Zheng Hui,
I've attached two snapshots replicating what you are seeing, and I will try to explain the differences. It is also analysis using age and gender as factors, with thickness as the dependent variable.
The first picture, qdec1, shows 'Does the average thickness differ between Male and Female?'. It also shows a plot for a positively significant vertex. The contrast is [1 -1 0 0], which means it is comparing the intercept between Male and Female. Notice in the plot that the y-intercept for genderMale is much higher (2.9mm) than genderFemale (2.4mm). That is why that vertex is yellow (high significance showing Males having thicker cortex than female). Now whether you feel that is a valid interpretation is another matter. This is a linear model, and so this model also implies that at age 0 (birth), Males have thicker cortex than Female, which doesnt make sense, but thats what the linear model implies, but is something clearly not true. Doug Greve suggests that an exponential fit might be more appropriate, it is something we are looking at.
Now in the second picture, qdec2, which shows 'Does the thickness--age correlation differ between Male and Female?'. The plot shown is for the same vertex as the other (qdec1) contrast. But this uses contrast [0 0 1 -1], which compares the slope of genderMale to genderFemale. Looking at the plot, clearly the genderMale slope is 'thinning' (sloping downward) far more than the genderFemale slope, which is why the vertex appears as blue.
Roughly the same areas are shown in each contrast because the underlying data is the same: that shown in the plot: thickness and age, so it make sense that Contrasts will look similar in these two cases. They do not have identical p-values at each vertex though. You can see this by adjusting the thresholds (and looking at the histograms).
Hope this helps,
Nick
On Thu, 2008-07-10 at 10:31 +0800, zheng.hui@singhealth.com.sg wrote:
Hi all and hi Nick,
I would like to seek for some advice in interpreting the result from Qdec (btw, it is a very helpful tool for thickness analysis). Let me describe the problem here.

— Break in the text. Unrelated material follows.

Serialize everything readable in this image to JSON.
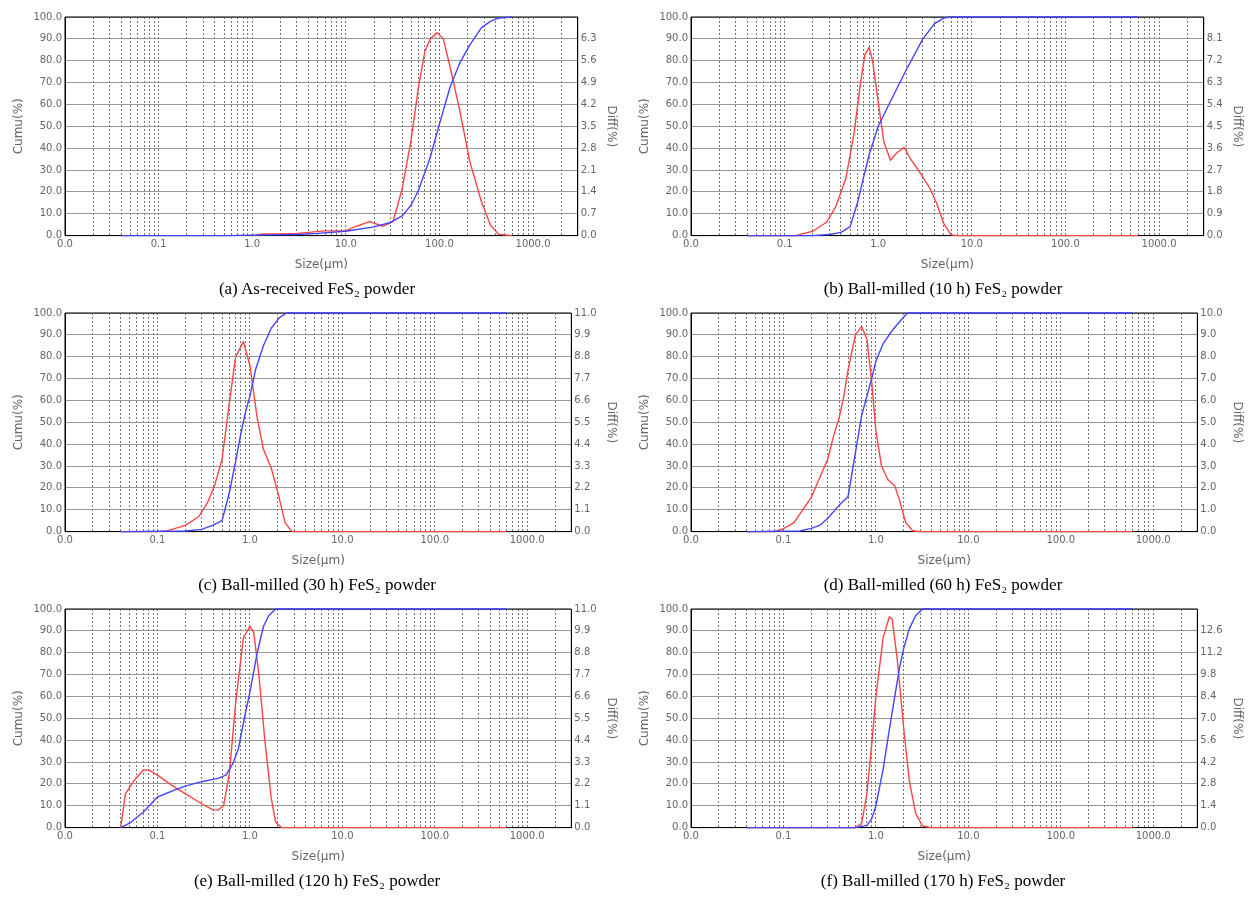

Let's say we are interested in the relationship of thickness with two variables, age and gender, one is continuous variable and one is categorical. Qdec will produce maps for 4 contrasts. We have no question about the first two contrasts. What we don't understand are the contrast of [1 -1 0 0] and [0 0 1 -1]. They always will give very similar pattern, but one is the opposite sign of the other (refer to attachments, this can be seen clearly in the histogram). This happened to other variables. With one more continuous variable involved in the model, say IQ. The maps given by contrast [1 -1 0 0 0 0] and [0 0 1 -1 0 0] will be similar.
Can some one expert in stats or Qdec share some lights in interpreting this? Thanks.